Wahnbachtalsperre
by Sven Heuchert
Es ist dunkel, und wir stehen auf dem schmalen Vorsprung auf der Dammmauer.
Warst du wirklich noch nie hier?
Sie schüttelt den Kopf.
Ich nehme einen der Steine, der auf dem Boden liegt und lasse ihn fallen. Er schlägt ein paarmal gegen die Mauer, bevor er auf die Oberfläche trifft.
Gugung.
Sie kichert.
Ich nehme noch einen Stein, einen größeren, beuge mich etwas weiter über die Mauer und lasse ihn fallen.
Guguuuung.
Sie kichert wieder.
Man glaubt, man kann das Wasser sehen, die Bewegungen, doch da ist nichts außer der Dunkelheit.
Bist du oft hier, fragt sie.
Manchmal.
Hier ist sonst niemand.
Deswegen.
Sie kichert.
Du weißt, dass das verboten ist?
Was?
Hier zu sein.
Ja?
Ja.
Sie legt den Kopf zur Seite und schließt die Augen. Sie macht etwas mit ihrem Mund, vielleicht summt sie eine Melodie. Ich weiß es nicht.
Was machst du da?
Nichts, sagt sie.
Den nächsten Stein lasse ich nicht einfach nur fallen, ich hole aus, werfe ihn.
Es braucht ein paar Sekunden.
Gugung macht es in der Dunkelheit, es ist weit weg, nur ein kurzes Plumpsen.
Sie hat lange Wimpern, ihre Augen rund wie Knöpfe.
Größer, sagt sie.
Okay.
Der nächste Stein ist rund und schwer und feucht. Ich hole ihn aus dem Schacht zwischen Vorsprung und Dammmauer; als habe ihn jemand dort extra abgelegt.
Ich schließe meine Faust um den Stein, wiege ihn.
Es ist ein seltsames Gefühl, die Hand in der Dunkelheit auszustrecken.

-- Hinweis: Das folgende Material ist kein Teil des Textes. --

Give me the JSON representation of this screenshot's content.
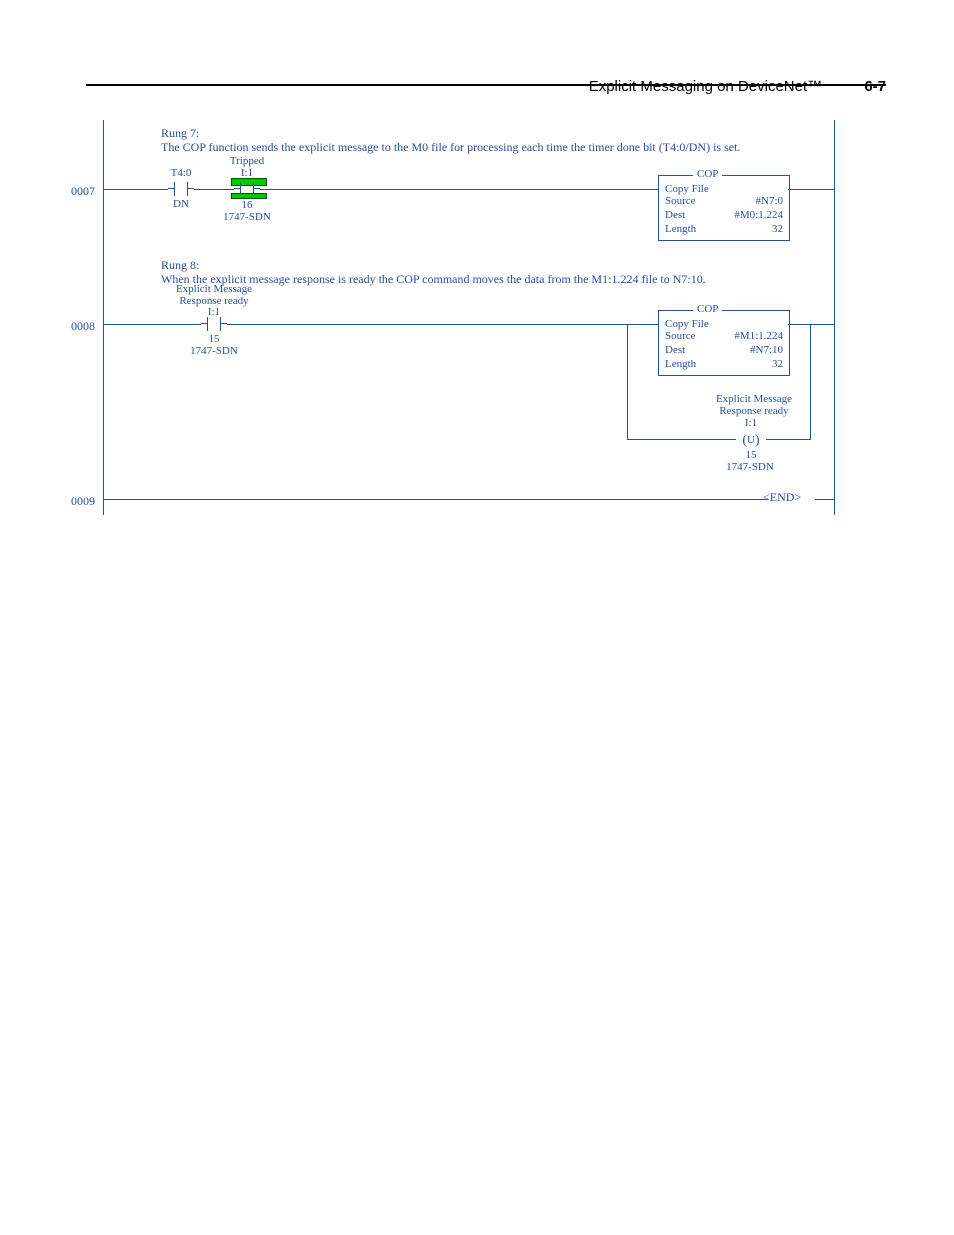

Der Stein fällt, und während er fällt, nimmt sie meine Hand. Ihre Finger sind klein und kalt, und wir beide stehen einfach nur da und hören zu.
Guguuuung.
Diesmal kichert sie nicht.
Kommst du oft her?, fragt sie.
Das hast du mich grad eben schon gefragt …
Ja, sagt sie. Ich weiß.
Meistens komm ich allein her …
Sie lächelt. Sie hält immer noch meine Hand.
Warte, sage ich, und sie lässt los.
Ich klettere über die Mauer und suche in der Böschung nach einem richtigen Stein, einem Stein so groß wie der Kopf eines Kindes.
Wo warst du?, fragt sie, sie steht alleine in der Dunkelheit.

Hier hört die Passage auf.